Combat was plopped down on the potter’s wheel for a molding. In an attempt to increase the difficulty from the first outing, where players would often breeze by set encounters by spamming the same Force powers over and over, the enemy types have been infused with variety that requires attacking with different abilities. Jetpack troopers have to be buffeted with Force Lighting. Sith Acolytes resist your Force assaults and can only be defeated via lightsaber combat.
Things still feel a bit easy, though. On Hard difficulty, once I got down the patterns and realized that some abilities were just more useful than others, even still, I breezed along hardly inconvenienced by the best the Empire could throw in my direction.
Which transitions nicely into The Force Unleashed 2's biggest failing : the strikingly sour plot. The storytelling here is lackluster, at best. Starkiller, as an antagonist, does us absolutely no favors in the attempt to get behind his conflict with Vader. He is wholly consumed with the pursuit of his lost love, Juno, to the detriment of his friends and the same Rebel Alliance supposedly born out of the ashes of his sacrifices from the first title. With his alternating between screaming and whining, he seems a distended characiture of Luke Skywalker’s worst traits.

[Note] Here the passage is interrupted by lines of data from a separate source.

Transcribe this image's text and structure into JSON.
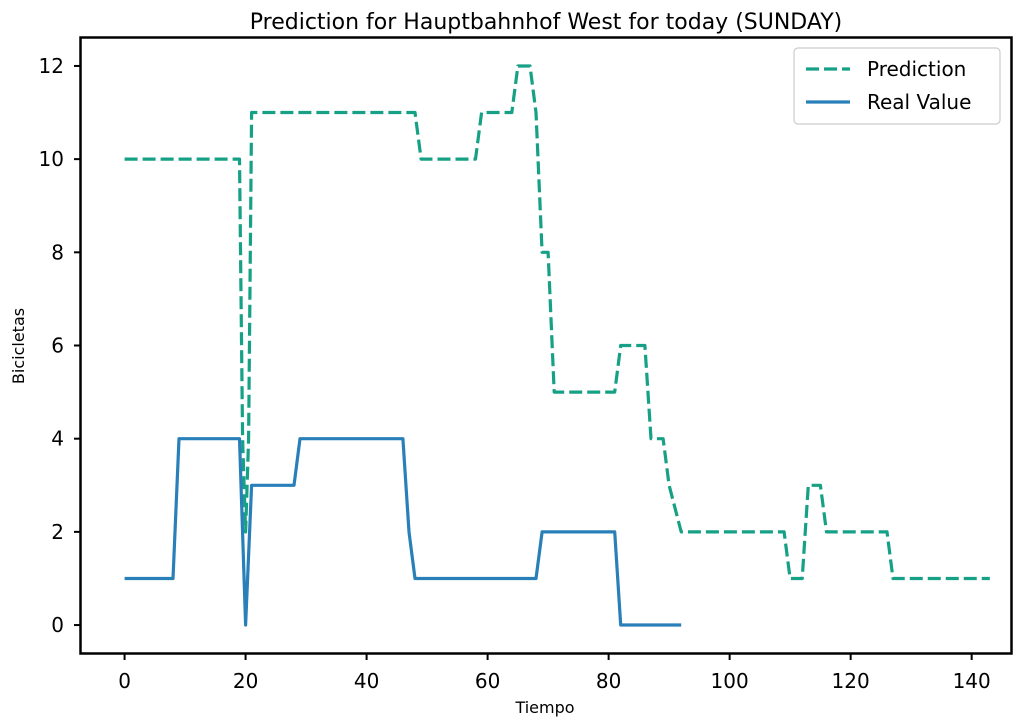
{
  "chart_data": {
    "type": "line",
    "title": "Prediction for Hauptbahnhof West for today (SUNDAY)",
    "xlabel": "Tiempo",
    "ylabel": "Bicicletas",
    "xlim": [
      -7.2,
      146.5
    ],
    "ylim": [
      -0.6,
      12.6
    ],
    "xticks": [
      0,
      20,
      40,
      60,
      80,
      100,
      120,
      140
    ],
    "yticks": [
      0,
      2,
      4,
      6,
      8,
      10,
      12
    ],
    "grid": false,
    "legend_position": "top-right",
    "series": [
      {
        "name": "Prediction",
        "color": "#16a085",
        "style": "dashed",
        "points": [
          [
            0,
            10
          ],
          [
            19,
            10
          ],
          [
            19.5,
            4
          ],
          [
            20,
            2
          ],
          [
            20.5,
            4
          ],
          [
            21,
            11
          ],
          [
            48,
            11
          ],
          [
            49,
            10
          ],
          [
            58,
            10
          ],
          [
            59,
            11
          ],
          [
            64,
            11
          ],
          [
            65,
            12
          ],
          [
            67,
            12
          ],
          [
            68,
            11
          ],
          [
            69,
            8
          ],
          [
            70,
            8
          ],
          [
            71,
            5
          ],
          [
            81,
            5
          ],
          [
            82,
            6
          ],
          [
            86,
            6
          ],
          [
            87,
            4
          ],
          [
            88,
            4
          ],
          [
            89,
            4
          ],
          [
            90,
            3
          ],
          [
            92,
            2
          ],
          [
            109,
            2
          ],
          [
            110,
            1
          ],
          [
            112,
            1
          ],
          [
            113,
            3
          ],
          [
            115,
            3
          ],
          [
            116,
            2
          ],
          [
            126,
            2
          ],
          [
            127,
            1
          ],
          [
            143,
            1
          ]
        ]
      },
      {
        "name": "Real Value",
        "color": "#2980b9",
        "style": "solid",
        "points": [
          [
            0,
            1
          ],
          [
            8,
            1
          ],
          [
            9,
            4
          ],
          [
            19,
            4
          ],
          [
            20,
            0
          ],
          [
            21,
            3
          ],
          [
            28,
            3
          ],
          [
            29,
            4
          ],
          [
            46,
            4
          ],
          [
            47,
            2
          ],
          [
            48,
            1
          ],
          [
            68,
            1
          ],
          [
            69,
            2
          ],
          [
            81,
            2
          ],
          [
            82,
            0
          ],
          [
            92,
            0
          ]
        ]
      }
    ]
  }
}
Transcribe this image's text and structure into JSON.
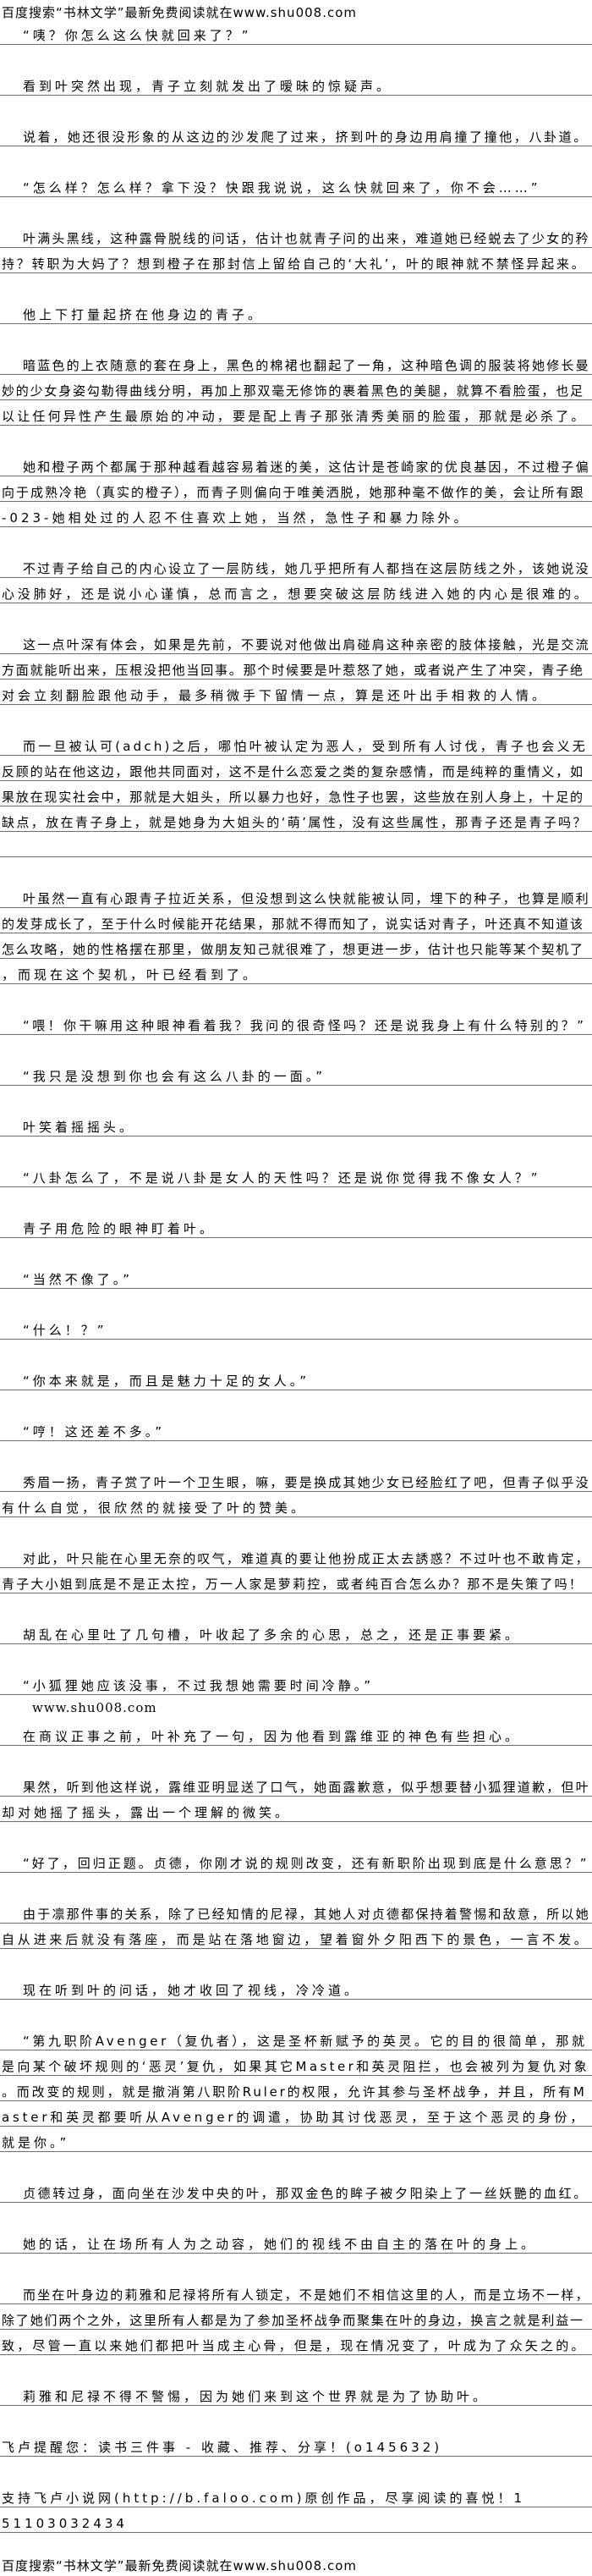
{
  "header": {
    "text": "百度搜索“书林文学”最新免费阅读就在www.shu008.com"
  },
  "footer": {
    "text": "百度搜索“书林文学”最新免费阅读就在www.shu008.com"
  },
  "paragraphs": [
    {
      "indent": true,
      "lines": [
        "“咦？你怎么这么快就回来了？”"
      ]
    },
    {
      "indent": true,
      "lines": [
        "看到叶突然出现，青子立刻就发出了暧昧的惊疑声。"
      ]
    },
    {
      "indent": true,
      "lines": [
        "说着，她还很没形象的从这边的沙发爬了过来，挤到叶的身边用肩撞了撞他，八卦道。"
      ]
    },
    {
      "indent": true,
      "lines": [
        "“怎么样？怎么样？拿下没？快跟我说说，这么快就回来了，你不会……”"
      ]
    },
    {
      "indent": true,
      "lines": [
        "叶满头黑线，这种露骨脱线的问话，估计也就青子问的出来，难道她已经蜕去了少女的矜",
        "持？转职为大妈了？想到橙子在那封信上留给自己的‘大礼’，叶的眼神就不禁怪异起来。"
      ]
    },
    {
      "indent": true,
      "lines": [
        "他上下打量起挤在他身边的青子。"
      ]
    },
    {
      "indent": true,
      "lines": [
        "暗蓝色的上衣随意的套在身上，黑色的棉裙也翻起了一角，这种暗色调的服装将她修长曼",
        "妙的少女身姿勾勒得曲线分明，再加上那双毫无修饰的裹着黑色的美腿，就算不看脸蛋，也足",
        "以让任何异性产生最原始的冲动，要是配上青子那张清秀美丽的脸蛋，那就是必杀了。"
      ]
    },
    {
      "indent": true,
      "lines": [
        "她和橙子两个都属于那种越看越容易着迷的美，这估计是苍崎家的优良基因，不过橙子偏",
        "向于成熟冷艳（真实的橙子），而青子则偏向于唯美洒脱，她那种毫不做作的美，会让所有跟",
        "-023-她相处过的人忍不住喜欢上她，当然，急性子和暴力除外。"
      ]
    },
    {
      "indent": true,
      "lines": [
        "不过青子给自己的内心设立了一层防线，她几乎把所有人都挡在这层防线之外，该她说没",
        "心没肺好，还是说小心谨慎，总而言之，想要突破这层防线进入她的内心是很难的。"
      ]
    },
    {
      "indent": true,
      "lines": [
        "这一点叶深有体会，如果是先前，不要说对他做出肩碰肩这种亲密的肢体接触，光是交流",
        "方面就能听出来，压根没把他当回事。那个时候要是叶惹怒了她，或者说产生了冲突，青子绝",
        "对会立刻翻脸跟他动手，最多稍微手下留情一点，算是还叶出手相救的人情。"
      ]
    },
    {
      "indent": true,
      "lines": [
        "而一旦被认可(adch)之后，哪怕叶被认定为恶人，受到所有人讨伐，青子也会义无",
        "反顾的站在他这边，跟他共同面对，这不是什么恋爱之类的复杂感情，而是纯粹的重情义，如",
        "果放在现实社会中，那就是大姐头，所以暴力也好，急性子也罢，这些放在别人身上，十足的",
        "缺点，放在青子身上，就是她身为大姐头的‘萌’属性，没有这些属性，那青子还是青子吗？",
        ""
      ]
    },
    {
      "indent": true,
      "lines": [
        "叶虽然一直有心跟青子拉近关系，但没想到这么快就能被认同，埋下的种子，也算是顺利",
        "的发芽成长了，至于什么时候能开花结果，那就不得而知了，说实话对青子，叶还真不知道该",
        "怎么攻略，她的性格摆在那里，做朋友知己就很难了，想更进一步，估计也只能等某个契机了",
        "，而现在这个契机，叶已经看到了。"
      ]
    },
    {
      "indent": true,
      "lines": [
        "“喂！你干嘛用这种眼神看着我？我问的很奇怪吗？还是说我身上有什么特别的？”"
      ]
    },
    {
      "indent": true,
      "lines": [
        "“我只是没想到你也会有这么八卦的一面。”"
      ]
    },
    {
      "indent": true,
      "lines": [
        "叶笑着摇摇头。"
      ]
    },
    {
      "indent": true,
      "lines": [
        "“八卦怎么了，不是说八卦是女人的天性吗？还是说你觉得我不像女人？”"
      ]
    },
    {
      "indent": true,
      "lines": [
        "青子用危险的眼神盯着叶。"
      ]
    },
    {
      "indent": true,
      "lines": [
        "“当然不像了。”"
      ]
    },
    {
      "indent": true,
      "lines": [
        "“什么！？”"
      ]
    },
    {
      "indent": true,
      "lines": [
        "“你本来就是，而且是魅力十足的女人。”"
      ]
    },
    {
      "indent": true,
      "lines": [
        "“哼！这还差不多。”"
      ]
    },
    {
      "indent": true,
      "lines": [
        "秀眉一扬，青子赏了叶一个卫生眼，嘛，要是换成其她少女已经脸红了吧，但青子似乎没",
        "有什么自觉，很欣然的就接受了叶的赞美。"
      ]
    },
    {
      "indent": true,
      "lines": [
        "对此，叶只能在心里无奈的叹气，难道真的要让他扮成正太去誘惑？不过叶也不敢肯定，",
        "青子大小姐到底是不是正太控，万一人家是萝莉控，或者纯百合怎么办？那不是失策了吗！"
      ]
    },
    {
      "indent": true,
      "lines": [
        "胡乱在心里吐了几句槽，叶收起了多余的心思，总之，还是正事要紧。"
      ]
    },
    {
      "indent": true,
      "lines": [
        "“小狐狸她应该没事，不过我想她需要时间冷静。”"
      ]
    },
    {
      "kind": "note",
      "lines": [
        "www.shu008.com"
      ]
    },
    {
      "indent": true,
      "lines": [
        "在商议正事之前，叶补充了一句，因为他看到露维亚的神色有些担心。"
      ]
    },
    {
      "indent": true,
      "lines": [
        "果然，听到他这样说，露维亚明显送了口气，她面露歉意，似乎想要替小狐狸道歉，但叶",
        "却对她摇了摇头，露出一个理解的微笑。"
      ]
    },
    {
      "indent": true,
      "lines": [
        "“好了，回归正题。贞德，你刚才说的规则改变，还有新职阶出现到底是什么意思？”"
      ]
    },
    {
      "indent": true,
      "lines": [
        "由于凛那件事的关系，除了已经知情的尼禄，其她人对贞德都保持着警惕和敌意，所以她",
        "自从进来后就没有落座，而是站在落地窗边，望着窗外夕阳西下的景色，一言不发。"
      ]
    },
    {
      "indent": true,
      "lines": [
        "现在听到叶的问话，她才收回了视线，冷冷道。"
      ]
    },
    {
      "indent": true,
      "lines": [
        "“第九职阶Avenger（复仇者），这是圣杯新赋予的英灵。它的目的很简单，那就",
        "是向某个破坏规则的‘恶灵’复仇，如果其它Master和英灵阻拦，也会被列为复仇对象",
        "。而改变的规则，就是撤消第八职阶Ruler的权限，允许其参与圣杯战争，并且，所有M",
        "aster和英灵都要听从Avenger的调遣，协助其讨伐恶灵，至于这个恶灵的身份，",
        "就是你。”"
      ]
    },
    {
      "indent": true,
      "lines": [
        "贞德转过身，面向坐在沙发中央的叶，那双金色的眸子被夕阳染上了一丝妖艷的血红。"
      ]
    },
    {
      "indent": true,
      "lines": [
        "她的话，让在场所有人为之动容，她们的视线不由自主的落在叶的身上。"
      ]
    },
    {
      "indent": true,
      "lines": [
        "而坐在叶身边的莉雅和尼禄将所有人锁定，不是她们不相信这里的人，而是立场不一样，",
        "除了她们两个之外，这里所有人都是为了参加圣杯战争而聚集在叶的身边，换言之就是利益一",
        "致，尽管一直以来她们都把叶当成主心骨，但是，现在情况变了，叶成为了众矢之的。"
      ]
    },
    {
      "indent": true,
      "lines": [
        "莉雅和尼禄不得不警惕，因为她们来到这个世界就是为了协助叶。"
      ]
    },
    {
      "indent": false,
      "lines": [
        "飞卢提醒您：读书三件事 - 收藏、推荐、分享！(o145632)"
      ]
    },
    {
      "indent": false,
      "lines": [
        "支持飞卢小说网(http://b.faloo.com)原创作品，尽享阅读的喜悦！1",
        "51103032434"
      ]
    }
  ]
}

This relationship is a frivolous thing for us, the outsiders looking in. Even if a person did finish the first game, it’s hard to escape the lurking question of just what’s so special about what’s between Starkiller and Juno. It serves as deus ex machina; it is Starkiller’s only real motivation for moving forward. He is callous in his care for the pressing business of whether or not he was actually grown in a test tube and may degenerate from cloning sickness. Juno is all the matters. A fact he makes abundantly clear at every able opportunity.
Just when things seem to get going, they come to an abrupt end. For a game in the era of Xbox Live, this length from start to finish is a hard sell without multi-player. The more I find myself purchasing games with short campaigns and little to no online offerings attempting to beef up the metric used to measure total content with the inclusion of “Challenge Maps” – present in abundance in Force Unleashed 2 – the more dissatisfied I find myself spending good cash on a game I could’ve finished on a rental with time to spare.
When we tally the points, things don’t come up in the game’s favor. Well-intended changes to the combat engine, coupled with the growing influence of Kratos, leave the gameplay feeling superficial. With the fun factor inconsistent, it draws even more attention to a middling plot, what little of it there is.
In the end, this game is going to end up in the hands of its demographic, and I wonder if any of these things will matter to them. While Starkiller’s second foray fails to impress, it isn’t terrible. George Lucas managed to murder my inner Wars geek, but plenty of young lads escaped those killing fields to move from their old rooms into the basement, grow beards on their necks, and buy plastic dolls they never intend to remove from the packaging by the truckload.
The thing that makes me somewhat sad about The Force Unleashed 2 is that the game attempts to be a lure for me to join them but just ends up serving as a reminder for why I won't.